Demographic Consequences of Damage Dynamics in Single-Cell Ageing

Abstract

Ageing is driven by the accumulation of diverse types of damage that leads to a decline in function over time. In unicellular organisms, in addition to this damage accumulation within individuals, asymmetric partitioning of damage at cell division might also play a crucial role in shaping demographic ageing patterns. Despite empirical single-cell studies providing quantitative data at the molecular and demographic level, a comprehensive understanding of how cellular damage production and partition propagate and influence demographic patterns is still lacking. To address this gap, we present a generic and flexible damage model using a stochastic differential equation approach which incorporates stochastic damage accumulation and asymmetric damage partitioning at cell divisions. We provide an analytical approximation linking cellular and damage parameters to demographic ageing patterns.

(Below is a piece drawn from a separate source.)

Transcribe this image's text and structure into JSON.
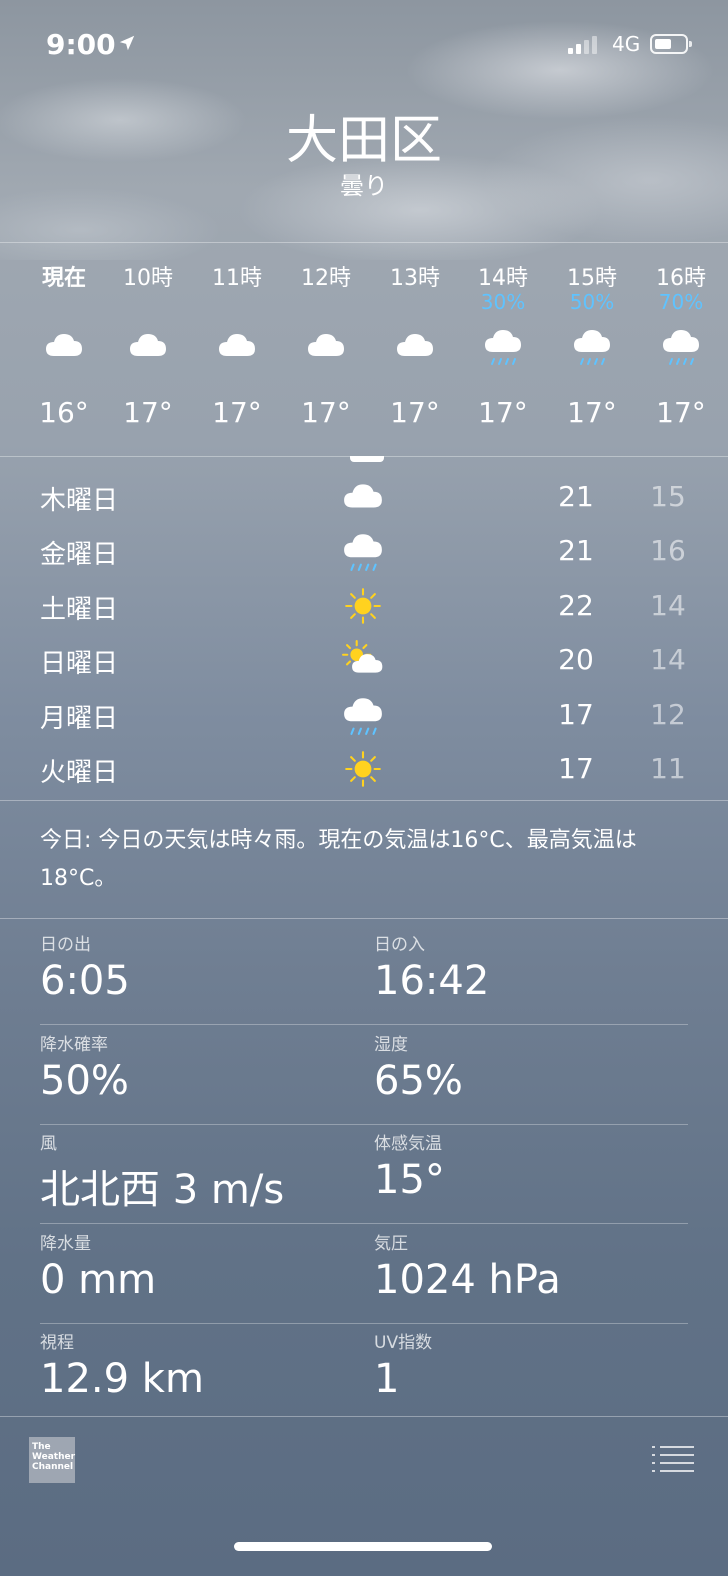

Interestingly, we observe that the lifespan of the cells follows an inverse-gaussian distribution whose statistical properties can be expressed with cellular and damage parameters, as well as easily inferred from empirical single-cell data. Furthermore, we demonstrate how stochasticity (noise) in damage production and asymmetry in damage partitioning contribute to shaping lifespans. Applying the model to empiricalE.colidata reveals non-exponential scaling in mortality rates, which cannot be captured by classical Gompertz-Makeham models. Additionally, we highlight the essential role of stochastic division times in shaping lifespans. Our findings provide a deeper understanding of how fundamental processes contribute to cellular damage dynamics and generate demographic patterns. The generic nature and flexibility of our damage model offer a valuable framework for investigating ageing in diverse biological systems.